Fürth (dpa) – Die Fassade des Hauses ist schwarz vom Ruß, die Fenster sind gesprungen, die Tür provisorisch mit Brettern zugenagelt.

 

Davor ein weißer Kastenwagen, eingequetscht zwischen einem demolierten Sattelzug und anderen Autos. Trümmerteile und Glassplitter liegen überall herum. Bewohnerinnen und Bewohner der Straße in Fürth stehen am Mittwoch schockiert dazwischen und können noch immer nicht glauben, welche Verwüstung der betrunkene Fahrer des Sattelzugs am Abend zuvor angerichtet hat.

"Dann ging alles in Flammen auf"

"Es sieht aus wie nach einem Krieg", sagt Canan Bozdogan. Die junge Frau war am Dienstagabend gerade dabei, Abendessen für ihre beiden Kinder vorzubereiten, als sie einen lauten Knall hörte. Als sie aus dem Küchenfenster blickte, sah sie einen Lastwagen, der wie außer Kontrolle die Straße herunter donnerte, gegen parkende Autos krachte und diese vor sich her gegen Hauswände schob. "Funken sprühten, dann ging alles in Flammen auf", berichtet sie.

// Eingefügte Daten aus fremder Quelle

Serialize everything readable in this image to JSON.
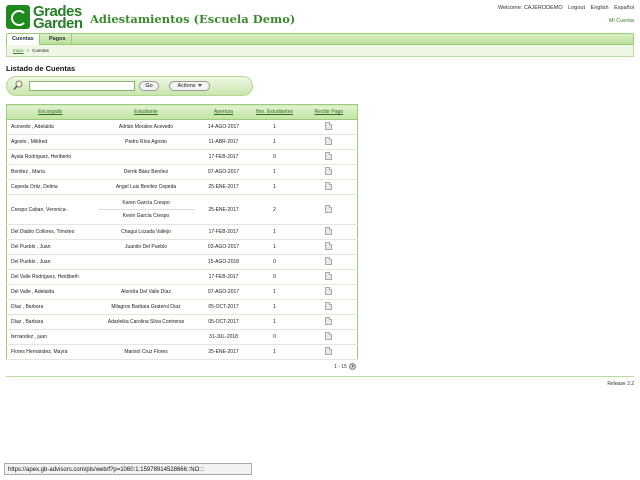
{
  "logo": {
    "line1": "Grades",
    "line2": "Garden"
  },
  "app_title": "Adiestamientos (Escuela Demo)",
  "topnav": {
    "welcome": "Welcome: CAJERODEMO",
    "logout": "Logout",
    "english": "English",
    "espanol": "Español",
    "mi_cuenta": "Mi Cuenta"
  },
  "tabs": [
    {
      "label": "Cuentas",
      "active": true
    },
    {
      "label": "Pagos",
      "active": false
    }
  ],
  "breadcrumb": {
    "home": "Inicio",
    "separator": ">",
    "current": "Cuentas"
  },
  "page_title": "Listado de Cuentas",
  "search": {
    "value": "",
    "go_label": "Go",
    "actions_label": "Actions"
  },
  "table": {
    "headers": [
      "Encargado",
      "Estudiante",
      "Apertura",
      "Nro. Estudiantes",
      "Recibir Pago"
    ],
    "rows": [
      {
        "encargado": "Acevedo , Adelaida",
        "estudiantes": [
          "Adrián Morales Acevedo"
        ],
        "apertura": "14-AGO-2017",
        "nro": "1"
      },
      {
        "encargado": "Agosto , Mildred",
        "estudiantes": [
          "Pedro Ríos Agosto"
        ],
        "apertura": "11-ABR-2017",
        "nro": "1"
      },
      {
        "encargado": "Ayala Rodríguez, Heriberto",
        "estudiantes": [],
        "apertura": "17-FEB-2017",
        "nro": "0"
      },
      {
        "encargado": "Benítez , María",
        "estudiantes": [
          "Derrik Báez Benítez"
        ],
        "apertura": "07-AGO-2017",
        "nro": "1"
      },
      {
        "encargado": "Cepeda Ortiz, Delma",
        "estudiantes": [
          "Angel Luis Benitez Cepeda"
        ],
        "apertura": "25-ENE-2017",
        "nro": "1"
      },
      {
        "encargado": "Crespo Caban, Veronica-",
        "estudiantes": [
          "Karen García Crespo",
          "Kevin García Crespo"
        ],
        "apertura": "25-ENE-2017",
        "nro": "2"
      },
      {
        "encargado": "Del Diablo Collores, Timoteo",
        "estudiantes": [
          "Chagui Lozada Vallejo"
        ],
        "apertura": "17-FEB-2017",
        "nro": "1"
      },
      {
        "encargado": "Del Pueblo , Juan",
        "estudiantes": [
          "Juanito Del Pueblo"
        ],
        "apertura": "03-AGO-2017",
        "nro": "1"
      },
      {
        "encargado": "Del Pueblo , Juan",
        "estudiantes": [],
        "apertura": "15-AGO-2018",
        "nro": "0"
      },
      {
        "encargado": "Del Valle Rodriguez, Heidibeth",
        "estudiantes": [],
        "apertura": "17-FEB-2017",
        "nro": "0"
      },
      {
        "encargado": "Del Valle , Adelaida",
        "estudiantes": [
          "Alondra Del Valle Díaz"
        ],
        "apertura": "07-AGO-2017",
        "nro": "1"
      },
      {
        "encargado": "Díaz , Barbara",
        "estudiantes": [
          "Milagros Barbara Graterol Díaz"
        ],
        "apertura": "05-OCT-2017",
        "nro": "1"
      },
      {
        "encargado": "Díaz , Barbara",
        "estudiantes": [
          "Adarleika Carolina Silva Contreras"
        ],
        "apertura": "05-OCT-2017",
        "nro": "1"
      },
      {
        "encargado": "fernandez , juan",
        "estudiantes": [],
        "apertura": "31-JUL-2018",
        "nro": "0"
      },
      {
        "encargado": "Flores Hernández, Mayra",
        "estudiantes": [
          "Marisol Cruz Flores"
        ],
        "apertura": "25-ENE-2017",
        "nro": "1"
      }
    ]
  },
  "pager": {
    "range": "1 - 15"
  },
  "release": "Release 3.2",
  "statusbar": "https://apex.gb-advisors.com/pls/web/f?p=1060:1:15978914528666::NO:::"
}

Drei Verletzte, mehr als 30 beschädigte Autos, ein Haus vorerst unbewohnbar - lautet die Bilanz der Polizei am Ende der Irrfahrt. Die Beamten nahmen den 50-jährigen Fahrer fest. Im Laufe des Mittwochs sollte er vor einen Ermittlungsrichter kommen. Es handele sich um einen Verkehrsunfall, ein Terrorakt könne ausgeschlossen werden, sagt der Leiter der Fürther Polizeiinspektion, Bernd Wolf.

Trotzdem waren am Tag danach noch viele Fragen offen: Wieso raste der Fahrer erst über eine rote Ampel, stieß mit einem Auto zusammen und fuhr dann einfach weiter die Straße hinunter? War er wegen seines Alkoholpegels unzurechnungsfähig? Oder gab es einen technischen Defekt? Die Polizei ermittelt gegen den Mann wegen Körperverletzung, Unfallflucht und fahrlässiger Brandstiftung.

Wie auf einem Schlachtfeld

Während ein älterer Herr am Mittwochvormittag bereits die Scherben vom Gehweg vor seinem Haus fegt und eine andere Nachbarin Fenster putzt, steht Ahmet Sugurlu zwischen den Absperrungen und gibt ein Interview nach dem anderen. Der junge Mann, der in einem Eckhaus wohnt, war als einer der ersten Helfer auf der Straße. Er habe erst einem orientierungslosen Mann geholfen und dann den Lastwagenfahrer von den brennenden Fahrzeugen weggetragen, erzählt er.

Der junge Mann ist selbst bei der freiwilligen Feuerwehr in Fürth, war an dem Abend aber eigentlich nicht im Einsatz. Noch immer kommt es ihm unwirklich vor, was vor seiner Haustür passiert ist. "Man kann es kaum in Worte fassen, wie es gestern hier aussah, wie auf einem Schlachtfeld", sagt er und zeigt auf ein Haus, bei dem an vielen Fenstern die Rollläden in der großen Hitze geschmolzen sind. Ein Glück sei, dass das Unglück so spät passiert sei, meint Sugurlu. "Normalerweise ist die Straße sehr belebt."

Auch Fürths Oberbürgermeister Thomas Jung (SPD) spricht von einem Wunder, dass es keine Toten gegeben habe. Der Politiker wohnt ganz in der Nähe der verwüsteten Straße und hat sich aufgeschreckt von den vielen Sirenen am Dienstagabend auf sein Fahrrad geschwungen. "Ich habe eine Szenerie gesehen, wie ich sie eigentlich nur aus Filmen von Terroreinsätzen in amerikanischen Großstädten kenne", sagt er. Es sei unfassbar, was ein einziger Lkw außer Kontrolle anrichten kann.

Deshalb fordert Jung, Konsequenzen aus dem Vorfall zu ziehen. "Man muss sich wirklich Gedanken machen, wie das mit Lkw-Gefahren in großstädtischen Wohngebieten ausschaut. Aber das ist keine Sache, die die Stadt Fürth entscheiden kann. Das müssen sich Menschen in den Ministerien anschauen."

Eine Spezialfirma wollte am Mittwoch mit einem Kran anrücken, um den tonnenschweren Sattelzug abzutransportieren. Einige schrottreife Autos konnten die Einsatzkräfte noch in der Nacht bergen. Die Reparaturarbeiten in der Straße werden sich allerdings noch länger hinziehen: Die Polizei schätzt den Schaden auf einen siebenstelligen Betrag.